Mulai hari ini, aku akan coba untuk tidak teriak lagi.
“Nah
gitu dong”
“Assalamu’alaikum.
Ini ibu bawakan makanan untuk kalian,” kata Ibu sambil memasuki kamar Roni.
“Ibuuuuu”,
peluk roni kepada ibunya.
“Ada
apa sayang?” Ibu tampak terheran-heran dengan perilaku Roni yang tiba-tiba
memeluk dirinya.
“Maafkan
aku ya bu tadi berteriak minta dibawakan tas kepada ibu. Aku berjanji tidak
akan mengulanginya,” kata Roni sambil mengangkat tangannya di kening seperti
orang yang sedang hormat.
“Hm…
sepertinya ibu tadi tidak mendengar teriakanmu karena sedang membeli makanan
ini.
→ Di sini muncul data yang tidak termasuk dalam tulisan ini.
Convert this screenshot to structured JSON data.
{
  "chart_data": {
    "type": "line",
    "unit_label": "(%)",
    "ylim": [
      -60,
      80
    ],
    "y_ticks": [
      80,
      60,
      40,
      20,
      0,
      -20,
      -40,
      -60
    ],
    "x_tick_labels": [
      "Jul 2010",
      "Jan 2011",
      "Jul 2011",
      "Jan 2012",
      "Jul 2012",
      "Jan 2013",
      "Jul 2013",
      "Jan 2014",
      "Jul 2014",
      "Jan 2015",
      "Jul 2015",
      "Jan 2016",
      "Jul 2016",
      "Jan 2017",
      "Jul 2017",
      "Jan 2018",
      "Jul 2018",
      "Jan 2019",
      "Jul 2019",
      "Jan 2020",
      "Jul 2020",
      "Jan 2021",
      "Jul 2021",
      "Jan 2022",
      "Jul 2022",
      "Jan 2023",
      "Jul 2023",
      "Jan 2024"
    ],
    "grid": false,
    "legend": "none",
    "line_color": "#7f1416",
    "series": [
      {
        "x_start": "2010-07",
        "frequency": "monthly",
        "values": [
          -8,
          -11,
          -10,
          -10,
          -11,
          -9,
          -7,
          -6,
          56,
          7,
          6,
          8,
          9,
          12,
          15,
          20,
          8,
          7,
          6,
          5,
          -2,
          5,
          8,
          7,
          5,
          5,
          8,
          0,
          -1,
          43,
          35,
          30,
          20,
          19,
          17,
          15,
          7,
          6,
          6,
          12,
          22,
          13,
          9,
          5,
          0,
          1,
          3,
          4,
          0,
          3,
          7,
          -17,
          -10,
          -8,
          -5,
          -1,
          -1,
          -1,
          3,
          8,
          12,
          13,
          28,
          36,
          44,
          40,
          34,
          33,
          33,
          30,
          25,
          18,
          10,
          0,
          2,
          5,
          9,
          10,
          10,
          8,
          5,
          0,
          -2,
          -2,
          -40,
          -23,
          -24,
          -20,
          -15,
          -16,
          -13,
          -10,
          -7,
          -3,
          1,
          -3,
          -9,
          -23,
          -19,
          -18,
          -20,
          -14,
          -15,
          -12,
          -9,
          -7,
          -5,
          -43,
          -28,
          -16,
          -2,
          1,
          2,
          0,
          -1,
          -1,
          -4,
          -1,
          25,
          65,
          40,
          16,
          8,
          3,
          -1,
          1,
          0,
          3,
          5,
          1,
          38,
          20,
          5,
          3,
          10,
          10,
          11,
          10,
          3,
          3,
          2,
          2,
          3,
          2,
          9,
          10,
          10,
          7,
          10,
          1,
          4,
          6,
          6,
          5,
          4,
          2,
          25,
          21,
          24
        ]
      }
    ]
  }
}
Tapi ibu senang akhirnya kamu berjanji untuk tidak teriak lagi kepada
ibu,” jawab ibu sambil tersenyum.
“Iya
bu, Bimo yang memberitahuku untuk berkata lemah lembut kepada ibu,” kata Roni
sambil menunjuk sahabatnya.
“Wah
terima kasih bimo. Tante doakan semua cita-cita kalian dikabulkan oleh Tuhan,”
Ibu mengangkat jempolnya ke arah Bimo.
“Aamin.
Terima kasih tante,” jawab Bimo malu-malu.
Dan
kemudian, merekapun menyantap makanan yang disediakan oleh ibu Roni.